En 1971, tras unos años de estabilidad en estas cifras, había en las prisiones estatales y federales de EE UU 200.000 presos. A mediados de 1997, según los últimos datos publicados en enero pasado por la Oficina Estadística de Justicia, eran más de 1,7 millones las personas en la cárceles de ese país: 1,2 millones en los centros federales y estatales y 637.000 en las prisiones locales. Si se suman las personas en libertad vigilada o condicional, se superan los 5,5 millones. En relación a la población, el número de presos se ha multiplicado por cuatro en este periodo: 645 por cada 100.000, una proporción sólo comparable a la de Rusia, pero siete veces superior a la de Europa occidental, donde también este fenómeno ha crecido, si bien desigualmente y de forma mucho más moderada. Aún hay sitio para más en EE UU: el número de camas también ha aumentado y las cárceles están un 3% por debajo de su nivel de ocupación máxima. En los últimos treinta años, la política carcelaria ha tomado en buena parte las veces de la política social en Estados. Unidos, como estima el sociólogo y criminólogo Elliot Currie en su reciente libro Crime and punishment in America (Crimen y castigo en América). Tejas, con sus 18 millones de habitantes, tiene la misma población reclusa que Alemania con 80 millones de ciudadanos. California, indica Currie, gasta más en su política carcelaria que en educación superior pública, y uno de cada seis empleados de ese Estado federado trabaja en el sistema de prisiones. Allí, explica Currie, hay tantos negros matriculados en prisión como en universidades o institutos públicos.

No sólo los negros son los afectados por este colosal experimento; también los hispanos, cuyo número de presos. se ha multiplicado por cinco desde 1980. Tampoco esa otra minoría, como se la llama a veces, la de las mujeres, escapa a estas tendencias. Pues si en 1970 eran 5.600 las mujeres encarceladas, en 1996 eran 75.000. Y según Currie, de seguir las cosas así, para el 2010 habrá más mujeres en las cárceles de EE UU que presos de ambos sexos cuatro décadas antes. Ya desde. 1980 la tasa de encarcelamiento de mujeres negras supera a la de los hombres blancos.

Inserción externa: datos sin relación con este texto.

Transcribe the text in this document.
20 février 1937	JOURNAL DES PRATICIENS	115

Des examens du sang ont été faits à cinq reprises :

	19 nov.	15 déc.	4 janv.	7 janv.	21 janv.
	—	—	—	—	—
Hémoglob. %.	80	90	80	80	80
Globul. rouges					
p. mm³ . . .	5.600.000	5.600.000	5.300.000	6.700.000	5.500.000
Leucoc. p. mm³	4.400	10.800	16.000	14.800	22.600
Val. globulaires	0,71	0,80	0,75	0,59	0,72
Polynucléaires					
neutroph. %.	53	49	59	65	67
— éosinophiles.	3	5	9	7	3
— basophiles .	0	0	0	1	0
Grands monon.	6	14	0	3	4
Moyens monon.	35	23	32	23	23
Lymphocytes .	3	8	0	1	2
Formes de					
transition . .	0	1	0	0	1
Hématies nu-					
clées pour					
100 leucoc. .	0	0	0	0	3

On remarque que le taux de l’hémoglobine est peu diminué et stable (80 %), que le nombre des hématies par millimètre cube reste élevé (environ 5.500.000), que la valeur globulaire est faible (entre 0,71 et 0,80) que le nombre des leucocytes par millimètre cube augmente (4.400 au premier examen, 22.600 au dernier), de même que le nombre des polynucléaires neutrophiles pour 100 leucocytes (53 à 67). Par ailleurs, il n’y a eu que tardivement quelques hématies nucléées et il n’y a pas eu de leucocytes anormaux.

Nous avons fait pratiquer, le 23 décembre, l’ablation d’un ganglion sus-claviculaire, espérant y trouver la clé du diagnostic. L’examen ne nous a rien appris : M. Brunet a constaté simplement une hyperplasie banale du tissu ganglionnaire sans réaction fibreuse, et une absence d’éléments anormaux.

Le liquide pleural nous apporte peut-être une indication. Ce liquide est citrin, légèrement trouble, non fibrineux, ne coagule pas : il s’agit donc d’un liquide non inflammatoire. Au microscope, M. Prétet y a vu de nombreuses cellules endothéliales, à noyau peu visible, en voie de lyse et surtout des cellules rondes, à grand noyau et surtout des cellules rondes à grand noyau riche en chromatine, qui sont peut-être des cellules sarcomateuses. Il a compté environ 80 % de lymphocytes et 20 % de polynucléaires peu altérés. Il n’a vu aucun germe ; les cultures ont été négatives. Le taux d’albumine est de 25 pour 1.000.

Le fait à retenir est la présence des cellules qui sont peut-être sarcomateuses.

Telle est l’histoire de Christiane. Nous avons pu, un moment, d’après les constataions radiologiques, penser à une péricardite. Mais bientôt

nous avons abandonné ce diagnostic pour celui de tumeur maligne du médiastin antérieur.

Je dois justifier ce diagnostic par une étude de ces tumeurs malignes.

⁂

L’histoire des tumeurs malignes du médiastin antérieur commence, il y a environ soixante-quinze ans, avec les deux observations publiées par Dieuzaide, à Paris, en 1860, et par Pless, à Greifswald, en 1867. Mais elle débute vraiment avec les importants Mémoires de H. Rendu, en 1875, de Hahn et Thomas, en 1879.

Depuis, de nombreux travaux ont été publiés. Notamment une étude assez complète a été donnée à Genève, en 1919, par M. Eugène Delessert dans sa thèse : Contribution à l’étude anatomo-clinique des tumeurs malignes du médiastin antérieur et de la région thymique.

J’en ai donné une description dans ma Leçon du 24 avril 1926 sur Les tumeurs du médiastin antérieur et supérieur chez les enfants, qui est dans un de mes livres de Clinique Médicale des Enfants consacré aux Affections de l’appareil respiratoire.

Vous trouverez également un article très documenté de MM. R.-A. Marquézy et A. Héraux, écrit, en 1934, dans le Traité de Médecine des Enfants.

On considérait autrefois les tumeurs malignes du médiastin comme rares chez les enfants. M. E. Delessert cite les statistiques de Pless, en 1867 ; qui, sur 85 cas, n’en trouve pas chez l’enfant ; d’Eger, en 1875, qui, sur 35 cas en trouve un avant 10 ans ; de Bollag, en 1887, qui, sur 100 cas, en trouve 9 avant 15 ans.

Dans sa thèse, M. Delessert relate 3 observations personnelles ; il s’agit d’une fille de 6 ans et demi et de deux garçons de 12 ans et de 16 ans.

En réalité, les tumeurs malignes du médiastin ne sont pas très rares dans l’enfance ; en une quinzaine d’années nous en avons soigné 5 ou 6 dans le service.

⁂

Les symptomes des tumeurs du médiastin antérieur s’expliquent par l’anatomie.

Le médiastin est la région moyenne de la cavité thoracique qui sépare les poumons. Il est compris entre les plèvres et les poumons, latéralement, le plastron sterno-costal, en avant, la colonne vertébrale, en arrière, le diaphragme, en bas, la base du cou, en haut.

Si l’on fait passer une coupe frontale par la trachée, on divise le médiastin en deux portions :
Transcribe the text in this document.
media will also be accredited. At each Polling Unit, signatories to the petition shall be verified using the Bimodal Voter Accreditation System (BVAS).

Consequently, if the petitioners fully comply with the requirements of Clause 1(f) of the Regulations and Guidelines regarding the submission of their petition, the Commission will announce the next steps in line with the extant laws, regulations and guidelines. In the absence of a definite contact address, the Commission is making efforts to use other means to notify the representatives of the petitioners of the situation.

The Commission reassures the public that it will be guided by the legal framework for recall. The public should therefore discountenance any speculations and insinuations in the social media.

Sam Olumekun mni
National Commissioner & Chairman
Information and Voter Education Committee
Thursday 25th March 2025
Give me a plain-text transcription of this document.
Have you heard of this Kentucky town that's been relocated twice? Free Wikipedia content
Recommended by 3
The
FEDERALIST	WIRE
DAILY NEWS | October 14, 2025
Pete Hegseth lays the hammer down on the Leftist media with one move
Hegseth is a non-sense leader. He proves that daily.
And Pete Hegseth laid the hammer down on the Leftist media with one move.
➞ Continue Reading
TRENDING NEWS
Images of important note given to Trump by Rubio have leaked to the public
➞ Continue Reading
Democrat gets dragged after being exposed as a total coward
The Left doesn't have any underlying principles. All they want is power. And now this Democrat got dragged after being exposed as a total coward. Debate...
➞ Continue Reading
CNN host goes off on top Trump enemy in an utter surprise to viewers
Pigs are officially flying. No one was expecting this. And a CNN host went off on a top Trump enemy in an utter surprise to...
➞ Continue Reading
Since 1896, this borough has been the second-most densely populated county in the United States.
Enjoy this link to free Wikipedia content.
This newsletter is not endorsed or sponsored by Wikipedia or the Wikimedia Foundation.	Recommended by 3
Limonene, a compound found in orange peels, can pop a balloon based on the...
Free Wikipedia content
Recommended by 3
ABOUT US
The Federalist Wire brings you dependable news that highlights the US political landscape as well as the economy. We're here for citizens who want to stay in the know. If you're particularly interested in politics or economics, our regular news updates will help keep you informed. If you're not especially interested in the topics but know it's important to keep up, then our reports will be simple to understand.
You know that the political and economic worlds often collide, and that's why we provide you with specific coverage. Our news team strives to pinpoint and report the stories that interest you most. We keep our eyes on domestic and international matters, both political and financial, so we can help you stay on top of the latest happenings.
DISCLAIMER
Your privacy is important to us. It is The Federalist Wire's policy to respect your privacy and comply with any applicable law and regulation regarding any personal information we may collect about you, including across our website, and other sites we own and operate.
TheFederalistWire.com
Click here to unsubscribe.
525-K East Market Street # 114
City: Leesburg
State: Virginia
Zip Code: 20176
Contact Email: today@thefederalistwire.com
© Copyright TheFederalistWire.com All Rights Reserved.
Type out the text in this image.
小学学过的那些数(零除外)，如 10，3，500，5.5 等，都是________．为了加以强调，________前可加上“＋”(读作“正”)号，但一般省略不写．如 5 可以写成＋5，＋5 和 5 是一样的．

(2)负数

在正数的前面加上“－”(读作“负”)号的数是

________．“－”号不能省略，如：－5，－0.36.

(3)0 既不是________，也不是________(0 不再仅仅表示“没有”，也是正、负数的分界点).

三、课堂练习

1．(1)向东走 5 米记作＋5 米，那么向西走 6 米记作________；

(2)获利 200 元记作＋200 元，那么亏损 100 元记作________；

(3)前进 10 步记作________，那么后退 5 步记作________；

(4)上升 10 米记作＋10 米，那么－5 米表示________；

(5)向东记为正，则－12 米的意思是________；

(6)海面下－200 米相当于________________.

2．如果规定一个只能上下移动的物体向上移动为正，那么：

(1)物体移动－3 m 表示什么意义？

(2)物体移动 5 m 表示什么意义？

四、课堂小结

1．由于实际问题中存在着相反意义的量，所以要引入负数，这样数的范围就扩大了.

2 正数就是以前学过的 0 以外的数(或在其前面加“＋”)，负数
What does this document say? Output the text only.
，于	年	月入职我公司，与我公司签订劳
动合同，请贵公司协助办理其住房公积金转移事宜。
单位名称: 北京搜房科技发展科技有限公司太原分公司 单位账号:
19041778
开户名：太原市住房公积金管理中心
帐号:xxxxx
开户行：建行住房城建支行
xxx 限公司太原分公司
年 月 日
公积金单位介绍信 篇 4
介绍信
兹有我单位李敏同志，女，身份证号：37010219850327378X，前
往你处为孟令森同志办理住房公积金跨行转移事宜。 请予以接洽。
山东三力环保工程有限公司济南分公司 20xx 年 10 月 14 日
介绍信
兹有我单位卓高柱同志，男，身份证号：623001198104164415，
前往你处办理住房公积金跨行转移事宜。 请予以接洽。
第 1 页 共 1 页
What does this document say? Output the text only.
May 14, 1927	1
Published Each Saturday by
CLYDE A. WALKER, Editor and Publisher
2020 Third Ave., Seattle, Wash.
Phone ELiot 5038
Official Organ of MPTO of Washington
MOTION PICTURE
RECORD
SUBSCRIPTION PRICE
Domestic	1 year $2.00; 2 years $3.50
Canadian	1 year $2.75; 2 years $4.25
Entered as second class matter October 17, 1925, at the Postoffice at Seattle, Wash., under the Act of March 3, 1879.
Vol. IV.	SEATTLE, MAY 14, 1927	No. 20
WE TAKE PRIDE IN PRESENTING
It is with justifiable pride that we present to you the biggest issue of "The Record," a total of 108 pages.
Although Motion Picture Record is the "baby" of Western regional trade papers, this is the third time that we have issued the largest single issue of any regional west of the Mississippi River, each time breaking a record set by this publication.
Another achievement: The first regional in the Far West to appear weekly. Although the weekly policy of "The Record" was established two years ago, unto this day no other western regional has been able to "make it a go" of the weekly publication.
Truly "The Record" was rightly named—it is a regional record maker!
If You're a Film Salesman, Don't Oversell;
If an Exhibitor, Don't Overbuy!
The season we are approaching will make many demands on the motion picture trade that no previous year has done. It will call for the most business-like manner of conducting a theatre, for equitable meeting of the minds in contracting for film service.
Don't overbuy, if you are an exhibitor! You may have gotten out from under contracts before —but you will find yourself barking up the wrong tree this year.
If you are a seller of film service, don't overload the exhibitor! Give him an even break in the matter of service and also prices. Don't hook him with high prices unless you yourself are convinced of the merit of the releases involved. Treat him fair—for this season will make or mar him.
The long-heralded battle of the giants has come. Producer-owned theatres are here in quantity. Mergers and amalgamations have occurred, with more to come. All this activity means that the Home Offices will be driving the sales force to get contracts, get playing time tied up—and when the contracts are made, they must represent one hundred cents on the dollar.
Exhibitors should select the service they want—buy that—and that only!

Muchas razones pueden contrarse para lo que el sociólogo Loïc Wacquant llamó el ascenso del "Estado penal" en estas mismas páginas. Currie cita la mayor tasa de crímenes en Estados Unidos y, como primer factor, la lucha contra las drogas. También se añade el endurecimiento y alargamiento de las penas impuestas por los tribunales incluso ante delitos no violentos. En este fenómeno general no cabe olvidar el regreso con fuerza de la pena de muerte en EE UU (el único aspecto de esta crónica en el que las estadísticas de los blancos ejecutados superan ampliamente a las de los negros).

Currie y otros consideran que el ascenso de este Estado penal se debe primariamente a la insuficiencia de las políticas sociales. La política carcelaria ha tomado las veces de las políticas de redistribución de rentas -este periodo ha coincidido con un marcado aumento de la desigualdad-, de educación, de tratamiento de la drogadicción o incluso de los enfermos mentales en centros públicos. El número de presos puede incluso llegar a falsear, aunque sólo en parte, el alto nivel de empleo en EE UU. Uno de los objetivos del libro de Currie es hacer propuestas alternativas y brindar ejemplos de programas sociales que pudieran evitar o paliar este, gran experimento.

Los índices de criminalidad por violencia y robos han disminuido en los últimos anos, pero son más altos que en 1984. Esta reducción ha sido además muy desigual por regiones, ciudades o capas sociales. Ha crecido la violencia juvenil, y en 1996, un joven negro, entre 15 y 24 años, tenía 26 veces más posibilidades de morir violentamente que un francés de su misma edad. El intento de meter entre rejas el problema de la criminalidad parece haber fracasado. Invertir en cárceles en vez de en gasto social no es la solución. Pero es lo que los votantes estadounidenses han parecido preferir a lo largo de tantos años.